Es gibt feste Unterkünfte für diese Wanderung. Im Süden ist das Zelten im Nationalpark Gran Paradiso verboten. Man darf das Zelt nur einmal in Gressonney-Saint-Jean aufschlagen. Man muss den Bus nach La Thuile nehmen und dann direkt zur Deffeyes-Hütte gehen, da der Bus dort 2–3 km vorher hält.
Die Etappen im Süden mögen kurz erscheinen, aber es ist schwierig, die Etappen zu verkürzen, da man nicht zelten darf.
Die Wanderung im Süden absolviert man meist alleine, da dort nur wenige Menschen unterwegs sind. Die Ankunft in Cogne ist herrlich, denn dort erwartet einen ein wunderschönes Bergdorf. Zwischen Cogne und Lillaz muss man den Bus nehmen, da die Strecke entlang der Straße verläuft.

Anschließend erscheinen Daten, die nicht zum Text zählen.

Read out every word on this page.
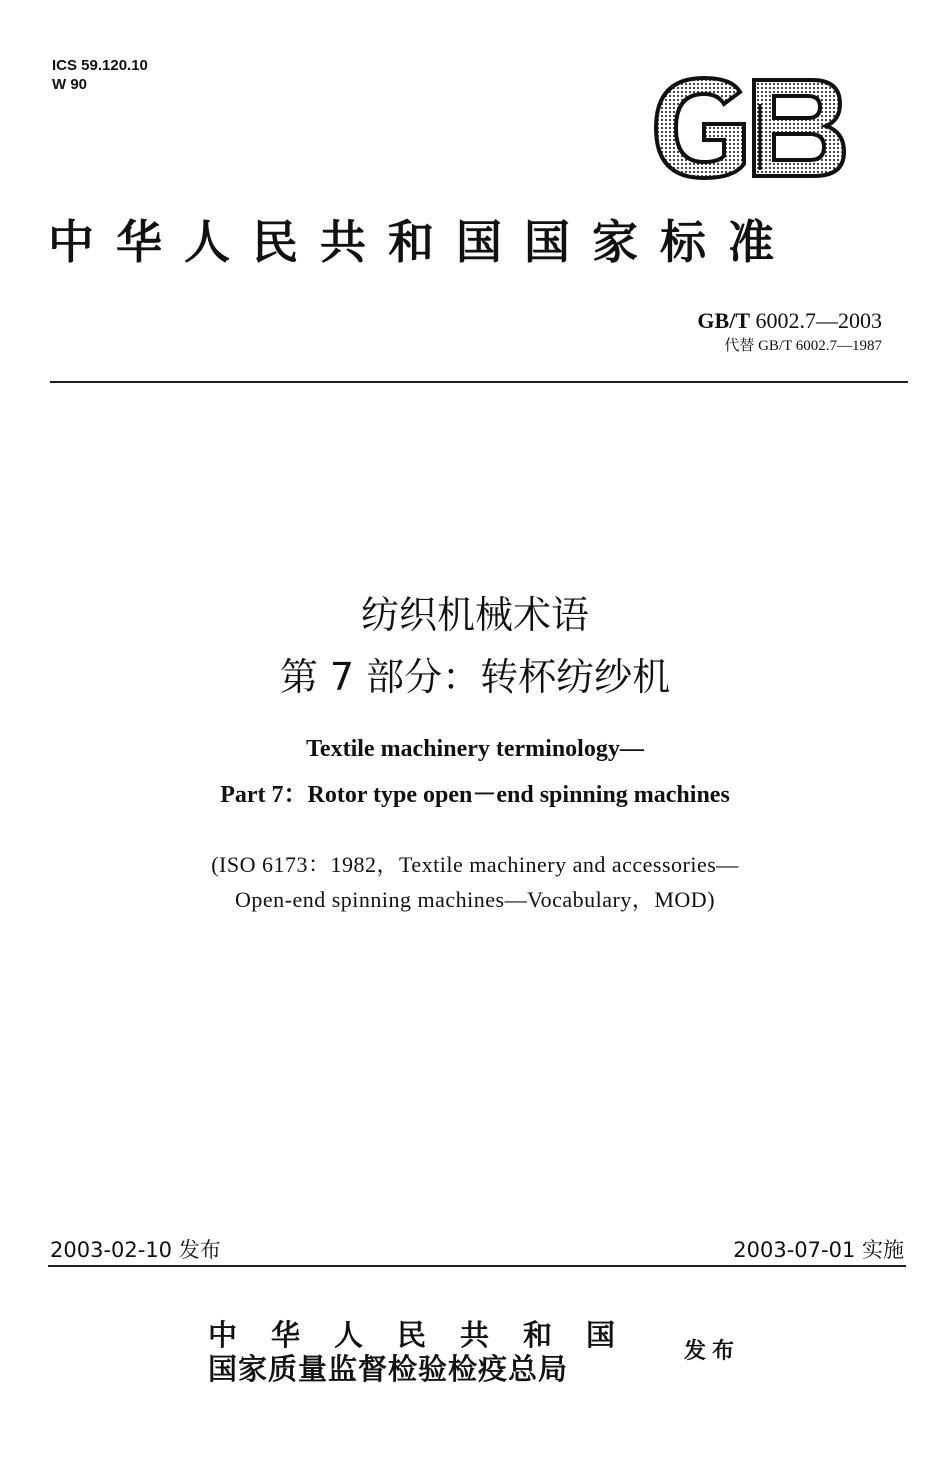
ICS 59.120.10
W 90
中华人民共和国国家标准
GB/T 6002.7—2003
代替 GB/T 6002.7—1987
纺织机械术语
第 7 部分：转杯纺纱机
Textile machinery terminology—
Part 7：Rotor type open－end spinning machines
(ISO 6173：1982，Textile machinery and accessories—
Open-end spinning machines—Vocabulary，MOD)
2003-02-10 发布	2003-07-01 实施
中华人民共和国
国家质量监督检验检疫总局
发布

Wer wenig Zeit hat, kann den weniger interessanten Abschnitt zwischen Champorcher und Gressoney auf der Straße zurücklegen. Man kann zwischen Champorcher und Pont Saint-Martin per Anhalter gehen und dann den Bus von Pont Saint-Martin nach Gressoney Saint-Jean nehmen. Anschließend sollte man auf dem Campingplatz in Gressoney übernachten.
Im nördlichen Teil ändert sich die Landschaft komplett und man sieht den Grand Combin. Die Aufstiege sind zwar lang, aber weniger steil. Zu dieser Jahreszeit sind die Hütten leer, daher gibt es keine Probleme mit der Reservierung.
Tatsächlich besteht der Tor des Géants aus der Alta Via Nr. 2 im Süden und der Alta Via Nr. 1 im Norden. Wenn man früh morgens, gegen 6:30 Uhr, aufbricht, ist es möglich, bestimmte Etappen zu verkürzen. In den Cafés kann man sich über mögliche Unterkünfte erkundigen.
Achtung: Es handelt sich um eine anspruchsvolle Wanderung, auch wenn sie sehr gut markiert ist. Die Nutzung der VR-App ist mehr als empfehlenswert. Es gibt auch zahlreiche Hütten, Dörfer und Wohnhäuser, in denen man nach Wasser fragen kann.